Qing told the thug that if he wanted trouble, that was ok.  She said she was American.  She was not in a mood for cooperating.  Police wanted us to go away, but we were slow.  Qing said that my presence might have calmed the police a bit in their later action against the workers.   The thug shook his head first, as if telling his subordinates he had decided not to proceed as planned.  He then nodded, the police moved in, tore down the sign, pushed the protesters out of the way, to either side of the driveway.   They broke the protesters up into small groups, and surrounded them against the walls of the entrance. Pretty well organized, like they had done this before.  Very clear that any resistance would be met with overwhelming violence.

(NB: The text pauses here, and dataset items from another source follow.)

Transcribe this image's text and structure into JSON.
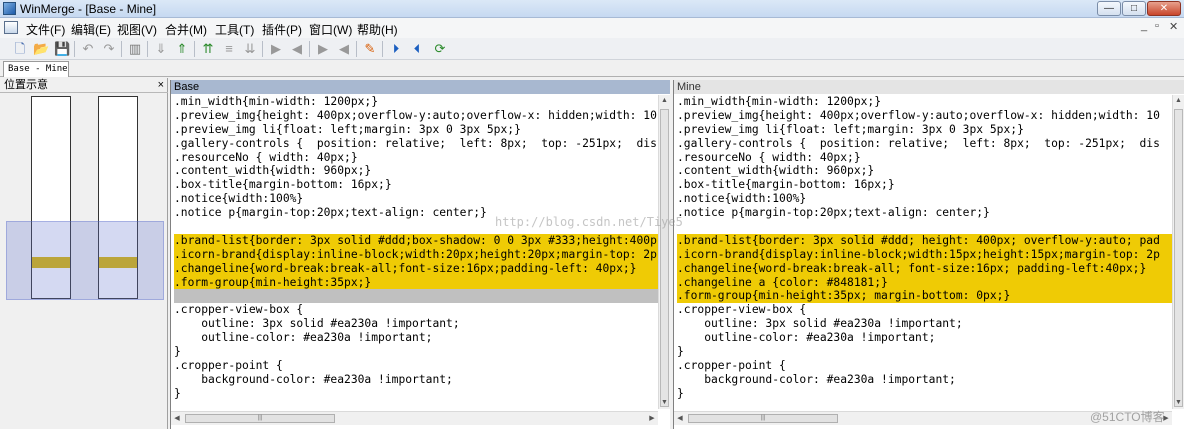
{
  "window": {
    "title": "WinMerge - [Base - Mine]",
    "controls": [
      "—",
      "□",
      "✕"
    ]
  },
  "menu": [
    "文件(F)",
    "编辑(E)",
    "视图(V)",
    "合并(M)",
    "工具(T)",
    "插件(P)",
    "窗口(W)",
    "帮助(H)"
  ],
  "mdi_controls": [
    "_",
    "▫",
    "✕"
  ],
  "toolbar": [
    {
      "icon": "new-file-icon",
      "glyph": "🗋",
      "color": "#4a6fb0"
    },
    {
      "icon": "open-folder-icon",
      "glyph": "📂",
      "color": "#d9a400"
    },
    {
      "icon": "save-icon",
      "glyph": "💾",
      "color": "#888"
    },
    {
      "icon": "undo-icon",
      "glyph": "↶",
      "color": "#999"
    },
    {
      "icon": "redo-icon",
      "glyph": "↷",
      "color": "#999"
    },
    {
      "icon": "options-icon",
      "glyph": "▥",
      "color": "#777"
    },
    {
      "icon": "next-diff-icon",
      "glyph": "⇓",
      "color": "#999"
    },
    {
      "icon": "prev-diff-icon",
      "glyph": "⇑",
      "color": "#2a8a2a"
    },
    {
      "icon": "first-diff-icon",
      "glyph": "⇈",
      "color": "#2a8a2a"
    },
    {
      "icon": "current-diff-icon",
      "glyph": "≡",
      "color": "#999"
    },
    {
      "icon": "last-diff-icon",
      "glyph": "⇊",
      "color": "#999"
    },
    {
      "icon": "copy-right-icon",
      "glyph": "▶",
      "color": "#999"
    },
    {
      "icon": "copy-left-icon",
      "glyph": "◀",
      "color": "#999"
    },
    {
      "icon": "copy-right-advance-icon",
      "glyph": "▶",
      "color": "#999"
    },
    {
      "icon": "copy-left-advance-icon",
      "glyph": "◀",
      "color": "#999"
    },
    {
      "icon": "edit-icon",
      "glyph": "✎",
      "color": "#d85a00"
    },
    {
      "icon": "all-right-icon",
      "glyph": "⏵",
      "color": "#1b5fc0"
    },
    {
      "icon": "all-left-icon",
      "glyph": "⏴",
      "color": "#1b5fc0"
    },
    {
      "icon": "refresh-icon",
      "glyph": "⟳",
      "color": "#2a8a2a"
    }
  ],
  "tabs": [
    "Base - Mine"
  ],
  "location_pane": {
    "title": "位置示意",
    "close": "×"
  },
  "panes": {
    "left": {
      "title": "Base",
      "lines": [
        {
          "t": ".min_width{min-width: 1200px;}",
          "k": "n"
        },
        {
          "t": ".preview_img{height: 400px;overflow-y:auto;overflow-x: hidden;width: 10",
          "k": "n"
        },
        {
          "t": ".preview_img li{float: left;margin: 3px 0 3px 5px;}",
          "k": "n"
        },
        {
          "t": ".gallery-controls {  position: relative;  left: 8px;  top: -251px;  dis",
          "k": "n"
        },
        {
          "t": ".resourceNo { width: 40px;}",
          "k": "n"
        },
        {
          "t": ".content_width{width: 960px;}",
          "k": "n"
        },
        {
          "t": ".box-title{margin-bottom: 16px;}",
          "k": "n"
        },
        {
          "t": ".notice{width:100%}",
          "k": "n"
        },
        {
          "t": ".notice p{margin-top:20px;text-align: center;}",
          "k": "n"
        },
        {
          "t": "",
          "k": "n"
        },
        {
          "t": ".brand-list{border: 3px solid #ddd;box-shadow: 0 0 3px #333;height:400p",
          "k": "d"
        },
        {
          "t": ".icorn-brand{display:inline-block;width:20px;height:20px;margin-top: 2p",
          "k": "d"
        },
        {
          "t": ".changeline{word-break:break-all;font-size:16px;padding-left: 40px;}",
          "k": "d"
        },
        {
          "t": ".form-group{min-height:35px;}",
          "k": "d"
        },
        {
          "t": "",
          "k": "g"
        },
        {
          "t": ".cropper-view-box {",
          "k": "n"
        },
        {
          "t": "    outline: 3px solid #ea230a !important;",
          "k": "n"
        },
        {
          "t": "    outline-color: #ea230a !important;",
          "k": "n"
        },
        {
          "t": "}",
          "k": "n"
        },
        {
          "t": ".cropper-point {",
          "k": "n"
        },
        {
          "t": "    background-color: #ea230a !important;",
          "k": "n"
        },
        {
          "t": "}",
          "k": "n"
        }
      ]
    },
    "right": {
      "title": "Mine",
      "lines": [
        {
          "t": ".min_width{min-width: 1200px;}",
          "k": "n"
        },
        {
          "t": ".preview_img{height: 400px;overflow-y:auto;overflow-x: hidden;width: 10",
          "k": "n"
        },
        {
          "t": ".preview_img li{float: left;margin: 3px 0 3px 5px;}",
          "k": "n"
        },
        {
          "t": ".gallery-controls {  position: relative;  left: 8px;  top: -251px;  dis",
          "k": "n"
        },
        {
          "t": ".resourceNo { width: 40px;}",
          "k": "n"
        },
        {
          "t": ".content_width{width: 960px;}",
          "k": "n"
        },
        {
          "t": ".box-title{margin-bottom: 16px;}",
          "k": "n"
        },
        {
          "t": ".notice{width:100%}",
          "k": "n"
        },
        {
          "t": ".notice p{margin-top:20px;text-align: center;}",
          "k": "n"
        },
        {
          "t": "",
          "k": "n"
        },
        {
          "t": ".brand-list{border: 3px solid #ddd; height: 400px; overflow-y:auto; pad",
          "k": "d"
        },
        {
          "t": ".icorn-brand{display:inline-block;width:15px;height:15px;margin-top: 2p",
          "k": "d"
        },
        {
          "t": ".changeline{word-break:break-all; font-size:16px; padding-left:40px;}",
          "k": "d"
        },
        {
          "t": ".changeline a {color: #848181;}",
          "k": "d"
        },
        {
          "t": ".form-group{min-height:35px; margin-bottom: 0px;}",
          "k": "d"
        },
        {
          "t": ".cropper-view-box {",
          "k": "n"
        },
        {
          "t": "    outline: 3px solid #ea230a !important;",
          "k": "n"
        },
        {
          "t": "    outline-color: #ea230a !important;",
          "k": "n"
        },
        {
          "t": "}",
          "k": "n"
        },
        {
          "t": ".cropper-point {",
          "k": "n"
        },
        {
          "t": "    background-color: #ea230a !important;",
          "k": "n"
        },
        {
          "t": "}",
          "k": "n"
        }
      ]
    }
  },
  "scroll": {
    "thumb_label": "|||"
  },
  "watermarks": {
    "center": "http://blog.csdn.net/Tiye5",
    "corner": "@51CTO博客"
  },
  "colors": {
    "diff": "#efcb05",
    "gap": "#c0c0c0",
    "active_header": "#a8b8d0"
  }
}
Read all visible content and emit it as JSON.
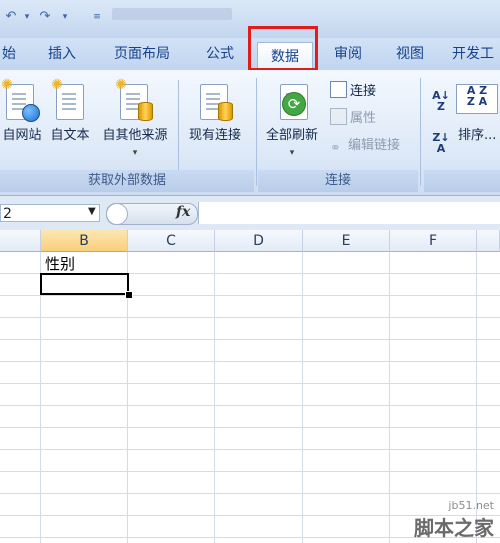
{
  "quick_access": {
    "undo_icon": "undo-icon",
    "redo_icon": "redo-icon",
    "customize_icon": "customize-icon"
  },
  "tabs": [
    {
      "label": "始"
    },
    {
      "label": "插入"
    },
    {
      "label": "页面布局"
    },
    {
      "label": "公式"
    },
    {
      "label": "数据",
      "active": true
    },
    {
      "label": "审阅"
    },
    {
      "label": "视图"
    },
    {
      "label": "开发工"
    }
  ],
  "ribbon": {
    "external_data": {
      "group_label": "获取外部数据",
      "from_web": "自网站",
      "from_text": "自文本",
      "from_other": "自其他来源",
      "existing_connections": "现有连接"
    },
    "connections": {
      "group_label": "连接",
      "refresh_all": "全部刷新",
      "connections": "连接",
      "properties": "属性",
      "edit_links": "编辑链接"
    },
    "sort": {
      "sort_label": "排序..."
    }
  },
  "formula_bar": {
    "name_box": "2",
    "fx": "fx",
    "formula": ""
  },
  "columns": [
    "",
    "B",
    "C",
    "D",
    "E",
    "F"
  ],
  "selected_column": "B",
  "cells": {
    "B1": "性别"
  },
  "watermark": {
    "url": "jb51.net",
    "name": "脚本之家"
  },
  "colors": {
    "highlight": "#e21b1b",
    "accent": "#15428b"
  }
}
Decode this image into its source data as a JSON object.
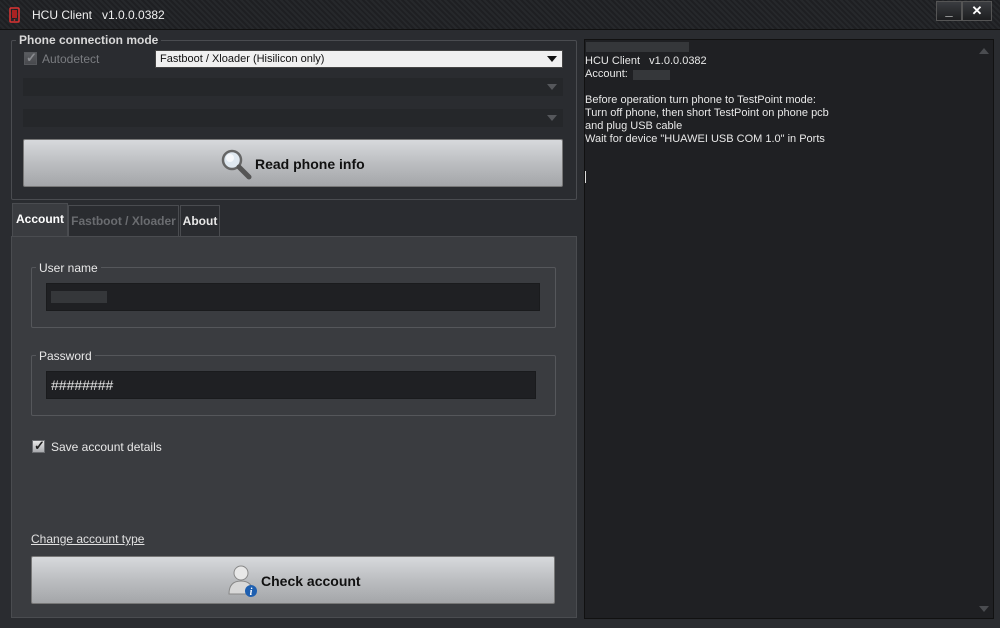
{
  "window": {
    "title": "HCU Client   v1.0.0.0382",
    "minimize_label": "_",
    "close_label": "✕"
  },
  "connection": {
    "legend": "Phone connection mode",
    "autodetect_label": "Autodetect",
    "autodetect_checked": true,
    "mode_selected": "Fastboot / Xloader (Hisilicon only)",
    "read_button": "Read phone info"
  },
  "tabs": [
    {
      "label": "Account",
      "state": "active"
    },
    {
      "label": "Fastboot / Xloader",
      "state": "disabled"
    },
    {
      "label": "About",
      "state": "normal"
    }
  ],
  "account": {
    "username_legend": "User name",
    "password_legend": "Password",
    "password_value": "########",
    "save_label": "Save account details",
    "save_checked": true,
    "change_type_link": "Change account type",
    "check_button": "Check account"
  },
  "log": {
    "lines": [
      "HCU Client   v1.0.0.0382",
      "Account:",
      "",
      "Before operation turn phone to TestPoint mode:",
      "Turn off phone, then short TestPoint on phone pcb",
      "and plug USB cable",
      "Wait for device \"HUAWEI USB COM 1.0\" in Ports"
    ]
  },
  "icons": {
    "app": "app-icon",
    "magnifier": "magnifier-icon",
    "user_info": "user-info-icon"
  }
}
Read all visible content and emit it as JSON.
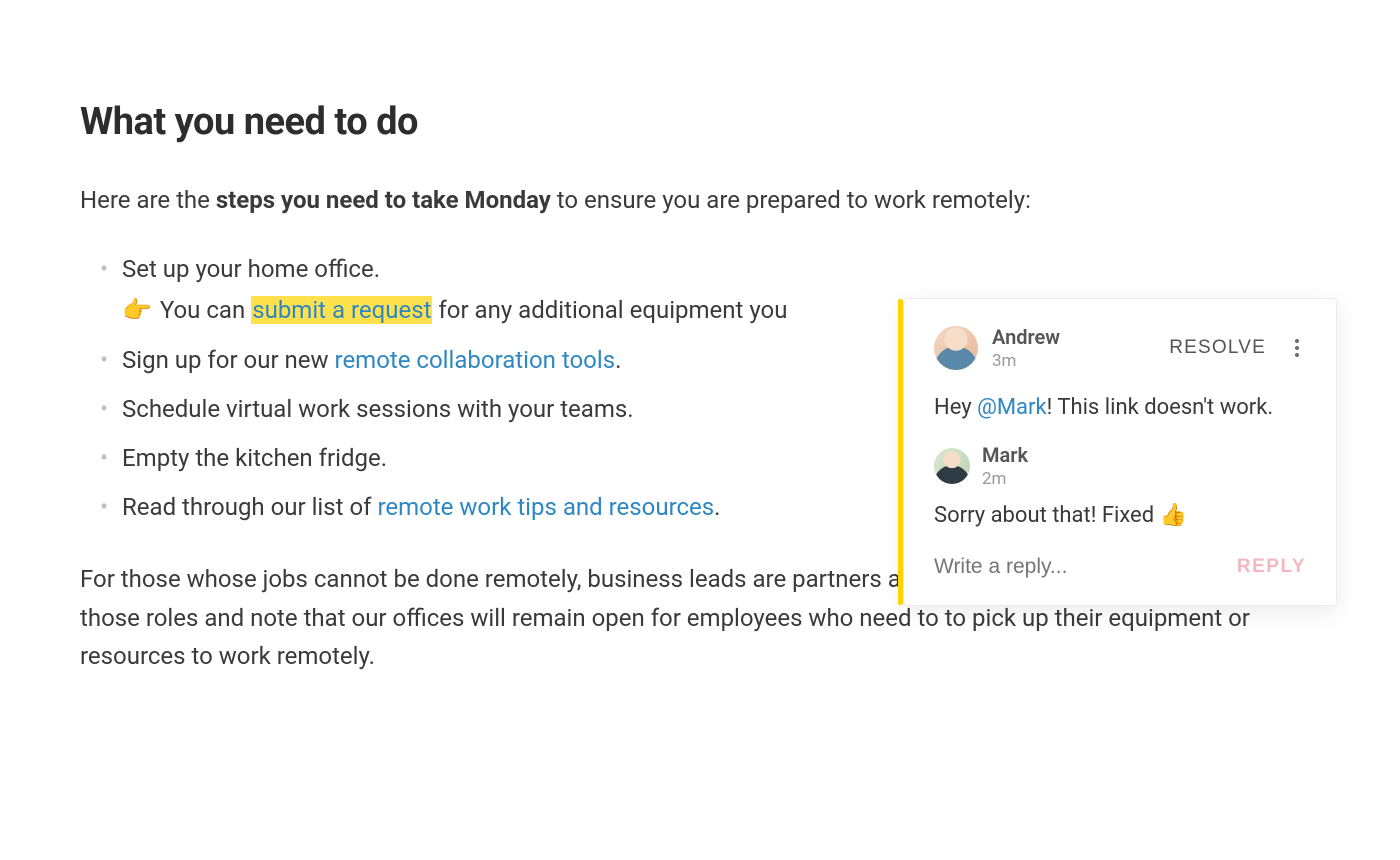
{
  "heading": "What you need to do",
  "intro": {
    "pre": "Here are the ",
    "bold": "steps you need to take Monday",
    "post": " to ensure you are prepared to work remotely:"
  },
  "steps": {
    "item1": {
      "text": "Set up your home office.",
      "sub_emoji": "👉",
      "sub_pre": " You can ",
      "sub_link": "submit a request",
      "sub_post": " for any additional equipment you"
    },
    "item2": {
      "pre": "Sign up for our new ",
      "link": "remote collaboration tools",
      "post": "."
    },
    "item3": {
      "text": "Schedule virtual work sessions with your teams."
    },
    "item4": {
      "text": "Empty the kitchen fridge."
    },
    "item5": {
      "pre": "Read through our list of ",
      "link": "remote work tips and resources",
      "post": "."
    }
  },
  "followup": "For those whose jobs cannot be done remotely, business leads are partners and managers to support employees in those roles and note that our offices will remain open for employees who need to to pick up their equipment or resources to work remotely.",
  "comments": {
    "c1": {
      "author": "Andrew",
      "time": "3m",
      "body_pre": "Hey ",
      "mention": "@Mark",
      "body_post": "! This link doesn't work."
    },
    "c2": {
      "author": "Mark",
      "time": "2m",
      "body": "Sorry about that! Fixed 👍"
    },
    "resolve_label": "RESOLVE",
    "reply_placeholder": "Write a reply...",
    "reply_button": "REPLY"
  }
}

The protesters did not react much, at least not much compared with being physically shoved out of the way. The concept was to separate the protesters, and then the police formed a line on both sides of the driveway, so the government officials in their cars could leave on time at 4:30.  

Some people standing around, watching, but most passers-by just kept passing by.  Either not news or not news they want to be a part of.

About half a dozen cars left the compound, moved into traffic.  The police hung around for about 20 minutes, gathered, got back in the vans, left.  No arrests this time, no bloodshed.  The protest was finished for the day. Qing said that the thug was not chengguan, but a representative of the central government security force, a somewhat secretive unit that exists in each city.   I did not know about them.   But the central government has a security presence even in the cities.   I have a couple of pictures, nothing juicy.   I will go back tomorrow, see if the protesters are there again.

My first protest in China.  Things you can learn by going out for a walk.  I knew that it was common for migrant workers to work for six months or a year and then not get paid, and there is little recourse. The blue roof shacks you see on all construction sites are the housing for the farmers who do the work, on projects big and small, and they live on the site, and usually get a little money for food, but they agree to get paid when the contractor or the developer gets paid, and so they work and exist on scraps for a year, waiting for the big payout at the end.  Often, the big payout never comes.  If the workers get half, or 25%, of what they are owed, that will be a good outcome. 

The CCP says that China is in the beginning stages of socialism.  I guess that is true. The worker's paradise is not here, just yet.